8. All types of state structures directly or indirectly became a part of this ‘criminal enterprise’: security forces, customs officers, bureaucrats, high-ranking politicians and members of government.

9. Balkan transition has been characterized by a sharp and prolonged output decline, so that trade rather than production became the main economic activity. Chavdarova Citation(2001) describes how the shift from work to transactions is conducive to the spread of informal economic practice.

10. Commenting on the importance of understanding the transnational context in which contemporary wars take place, Nordstrom (Citation2004, p. 150) makes the point that there are many actors implicated in the “fortunes of political instability”.

11. Andreas Citation(2004) identifies clandestine trade as an arena of ethnic cooperation and conflict.

12. These links were not entirely new; while small-scale and isolated before the conflict, they became ubiquitous in the course of the war. Duffield has argued that the war is “an axis around which social, economic and political relations are measured and reshaped to establish new forms of agency and legitimacy” (2001, p. 136).

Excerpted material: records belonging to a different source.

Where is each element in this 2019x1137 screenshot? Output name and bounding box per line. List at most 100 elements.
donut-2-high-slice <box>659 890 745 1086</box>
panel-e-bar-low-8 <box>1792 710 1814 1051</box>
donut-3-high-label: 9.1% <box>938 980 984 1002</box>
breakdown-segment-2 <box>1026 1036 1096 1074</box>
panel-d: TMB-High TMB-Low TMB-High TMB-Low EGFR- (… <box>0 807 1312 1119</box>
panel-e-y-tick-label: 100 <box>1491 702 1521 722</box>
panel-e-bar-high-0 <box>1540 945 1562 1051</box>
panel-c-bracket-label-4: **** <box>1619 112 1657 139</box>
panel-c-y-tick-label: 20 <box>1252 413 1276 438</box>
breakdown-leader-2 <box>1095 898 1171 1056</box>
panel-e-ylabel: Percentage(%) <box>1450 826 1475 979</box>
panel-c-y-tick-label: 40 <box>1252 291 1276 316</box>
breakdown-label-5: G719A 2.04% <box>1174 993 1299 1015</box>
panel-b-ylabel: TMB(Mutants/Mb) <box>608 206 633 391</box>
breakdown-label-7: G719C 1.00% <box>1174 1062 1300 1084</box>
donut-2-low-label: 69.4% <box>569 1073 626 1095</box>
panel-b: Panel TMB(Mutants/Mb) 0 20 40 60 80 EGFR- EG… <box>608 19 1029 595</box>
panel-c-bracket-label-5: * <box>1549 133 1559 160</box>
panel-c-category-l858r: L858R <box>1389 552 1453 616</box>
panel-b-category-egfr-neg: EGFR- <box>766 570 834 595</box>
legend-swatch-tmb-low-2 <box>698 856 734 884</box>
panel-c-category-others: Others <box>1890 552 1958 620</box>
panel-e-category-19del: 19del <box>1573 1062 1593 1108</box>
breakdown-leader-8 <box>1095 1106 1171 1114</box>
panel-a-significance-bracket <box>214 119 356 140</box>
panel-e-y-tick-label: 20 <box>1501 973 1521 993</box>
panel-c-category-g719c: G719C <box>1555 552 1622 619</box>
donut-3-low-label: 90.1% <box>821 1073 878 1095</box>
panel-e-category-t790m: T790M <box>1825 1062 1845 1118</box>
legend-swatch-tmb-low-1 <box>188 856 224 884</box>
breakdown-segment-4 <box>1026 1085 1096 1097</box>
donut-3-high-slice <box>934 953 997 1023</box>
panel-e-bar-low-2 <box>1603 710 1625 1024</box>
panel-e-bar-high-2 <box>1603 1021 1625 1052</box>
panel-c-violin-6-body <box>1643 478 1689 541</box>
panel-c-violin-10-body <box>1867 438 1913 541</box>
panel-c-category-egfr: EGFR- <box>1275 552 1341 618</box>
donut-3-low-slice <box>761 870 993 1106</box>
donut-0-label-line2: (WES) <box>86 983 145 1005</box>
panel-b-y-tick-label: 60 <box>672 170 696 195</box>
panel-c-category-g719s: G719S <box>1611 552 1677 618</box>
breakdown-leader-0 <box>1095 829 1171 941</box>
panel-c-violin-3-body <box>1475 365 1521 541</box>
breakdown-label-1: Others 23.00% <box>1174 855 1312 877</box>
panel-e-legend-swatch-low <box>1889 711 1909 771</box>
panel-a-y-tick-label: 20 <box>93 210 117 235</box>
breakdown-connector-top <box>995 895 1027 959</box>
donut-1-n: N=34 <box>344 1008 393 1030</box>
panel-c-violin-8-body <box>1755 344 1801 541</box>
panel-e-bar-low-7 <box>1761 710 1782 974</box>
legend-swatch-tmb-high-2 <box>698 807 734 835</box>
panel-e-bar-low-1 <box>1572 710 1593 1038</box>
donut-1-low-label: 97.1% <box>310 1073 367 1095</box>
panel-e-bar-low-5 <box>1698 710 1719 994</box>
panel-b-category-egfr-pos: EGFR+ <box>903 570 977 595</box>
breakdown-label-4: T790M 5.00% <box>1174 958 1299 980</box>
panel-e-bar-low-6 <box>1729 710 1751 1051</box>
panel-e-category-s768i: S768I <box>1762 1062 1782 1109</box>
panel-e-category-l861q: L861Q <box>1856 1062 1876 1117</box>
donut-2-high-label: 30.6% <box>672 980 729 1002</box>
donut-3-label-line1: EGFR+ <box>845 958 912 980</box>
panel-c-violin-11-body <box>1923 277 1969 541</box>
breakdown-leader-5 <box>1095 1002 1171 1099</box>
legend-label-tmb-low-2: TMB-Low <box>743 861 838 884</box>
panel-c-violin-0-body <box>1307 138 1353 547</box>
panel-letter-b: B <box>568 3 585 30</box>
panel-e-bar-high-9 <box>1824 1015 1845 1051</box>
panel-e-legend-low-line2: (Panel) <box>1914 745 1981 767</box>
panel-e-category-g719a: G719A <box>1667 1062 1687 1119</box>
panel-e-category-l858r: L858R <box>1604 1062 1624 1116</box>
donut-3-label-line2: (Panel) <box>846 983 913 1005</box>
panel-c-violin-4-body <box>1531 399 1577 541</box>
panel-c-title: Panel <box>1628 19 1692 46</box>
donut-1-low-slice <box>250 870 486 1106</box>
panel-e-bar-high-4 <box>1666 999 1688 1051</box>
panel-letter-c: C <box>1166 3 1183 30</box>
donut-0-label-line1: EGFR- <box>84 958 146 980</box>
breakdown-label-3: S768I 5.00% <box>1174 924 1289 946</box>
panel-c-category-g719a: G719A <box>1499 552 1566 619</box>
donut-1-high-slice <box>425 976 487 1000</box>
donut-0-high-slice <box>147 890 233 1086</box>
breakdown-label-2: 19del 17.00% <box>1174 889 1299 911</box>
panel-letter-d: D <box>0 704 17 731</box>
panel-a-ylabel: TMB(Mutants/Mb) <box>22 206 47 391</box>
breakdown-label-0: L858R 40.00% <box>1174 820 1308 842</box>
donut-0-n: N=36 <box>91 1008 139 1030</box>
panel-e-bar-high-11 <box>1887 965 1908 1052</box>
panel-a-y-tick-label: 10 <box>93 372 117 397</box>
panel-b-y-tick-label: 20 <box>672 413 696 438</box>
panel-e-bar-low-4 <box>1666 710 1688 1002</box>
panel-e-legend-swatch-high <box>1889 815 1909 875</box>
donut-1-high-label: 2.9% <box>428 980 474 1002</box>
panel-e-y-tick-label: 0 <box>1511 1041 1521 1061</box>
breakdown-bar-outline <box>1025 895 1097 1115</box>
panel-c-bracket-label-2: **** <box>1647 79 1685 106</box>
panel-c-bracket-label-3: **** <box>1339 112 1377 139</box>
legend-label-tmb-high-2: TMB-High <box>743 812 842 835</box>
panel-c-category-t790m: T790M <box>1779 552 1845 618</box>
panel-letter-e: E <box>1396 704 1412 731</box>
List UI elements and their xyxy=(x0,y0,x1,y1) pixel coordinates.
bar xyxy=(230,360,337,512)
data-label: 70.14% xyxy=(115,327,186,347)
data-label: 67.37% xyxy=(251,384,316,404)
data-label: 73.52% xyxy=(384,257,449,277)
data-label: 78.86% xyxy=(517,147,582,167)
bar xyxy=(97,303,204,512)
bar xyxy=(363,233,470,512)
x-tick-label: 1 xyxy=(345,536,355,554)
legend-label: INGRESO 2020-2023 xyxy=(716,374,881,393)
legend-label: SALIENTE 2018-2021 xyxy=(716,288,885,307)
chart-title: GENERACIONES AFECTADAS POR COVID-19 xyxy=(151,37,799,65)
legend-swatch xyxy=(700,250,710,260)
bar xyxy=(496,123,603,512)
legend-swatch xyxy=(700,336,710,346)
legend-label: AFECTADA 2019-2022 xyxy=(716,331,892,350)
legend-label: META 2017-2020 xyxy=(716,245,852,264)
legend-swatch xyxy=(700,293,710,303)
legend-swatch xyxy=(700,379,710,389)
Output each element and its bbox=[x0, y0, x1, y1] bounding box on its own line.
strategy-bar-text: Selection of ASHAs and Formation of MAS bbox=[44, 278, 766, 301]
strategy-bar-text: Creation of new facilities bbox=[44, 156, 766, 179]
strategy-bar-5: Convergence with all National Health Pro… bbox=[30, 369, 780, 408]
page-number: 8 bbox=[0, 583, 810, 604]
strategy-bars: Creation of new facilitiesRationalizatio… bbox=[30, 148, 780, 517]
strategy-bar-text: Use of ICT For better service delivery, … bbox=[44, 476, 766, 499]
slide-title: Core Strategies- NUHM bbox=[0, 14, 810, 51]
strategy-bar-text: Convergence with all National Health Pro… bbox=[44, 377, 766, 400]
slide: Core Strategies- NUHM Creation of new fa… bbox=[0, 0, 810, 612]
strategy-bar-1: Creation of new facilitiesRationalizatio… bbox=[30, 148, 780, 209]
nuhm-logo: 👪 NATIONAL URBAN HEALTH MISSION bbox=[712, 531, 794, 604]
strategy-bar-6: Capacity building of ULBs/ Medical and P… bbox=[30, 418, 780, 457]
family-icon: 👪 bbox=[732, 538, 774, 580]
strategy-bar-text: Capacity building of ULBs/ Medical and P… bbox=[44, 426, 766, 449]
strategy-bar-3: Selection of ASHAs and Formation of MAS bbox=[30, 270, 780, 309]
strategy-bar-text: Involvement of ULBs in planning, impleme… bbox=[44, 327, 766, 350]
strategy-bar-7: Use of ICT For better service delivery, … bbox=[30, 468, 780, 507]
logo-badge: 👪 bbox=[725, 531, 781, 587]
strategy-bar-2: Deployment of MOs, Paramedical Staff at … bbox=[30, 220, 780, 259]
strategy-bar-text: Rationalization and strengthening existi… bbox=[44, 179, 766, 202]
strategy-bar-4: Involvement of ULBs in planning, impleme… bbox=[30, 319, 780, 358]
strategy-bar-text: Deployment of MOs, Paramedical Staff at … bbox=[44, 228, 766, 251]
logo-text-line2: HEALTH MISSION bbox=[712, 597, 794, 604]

13. Recent research shows that, in terms of GDP per head in purchasing power parity (PPP), the position of a number of countries in the region has deteriorated compared with the EU15 in 1910–2004 (cf. Kekic, Citation2005).

14. This holds true for both types of actors: those with an informal/criminal slant and others such as service-delivery NGOs, which took over the provision of some of the services normally provided by the state.

15. The outcome of Croatian elections has at times been determined by the diaspora vote.

16. Funding from the Croatian state to Bosnian Croat structures extended informally during 2000; from then on much smaller amounts were redirected through the Bosnian Federation government structures. Funding from Croat diasporas continues, with initiatives promoting the goal of Bosnian Croat autonomy.

17. The provision of services by international non-governmental organizations can have a similar effect.

18. This then provides a direct route through which organized crime becomes an actor influencing local processes.

19. The reasons for the poor effectiveness of some internationally sponsored schemes are organizational issues, inadequate funding and, in the case of development assistance, corruption.

20. Organized crime also flourishes in a strongly interventionist state.

21. Not even Albania which, despite bouts of violence, escaped a full scale conflict, has been safe from it.

22. Severing the links with organized crime has been daunting, even when attempted under international pressure. This was illustrated by the assassination of Serbia's Prime Minister Zoran Dindjić, killed because he was attempting to clamp down on organized crime.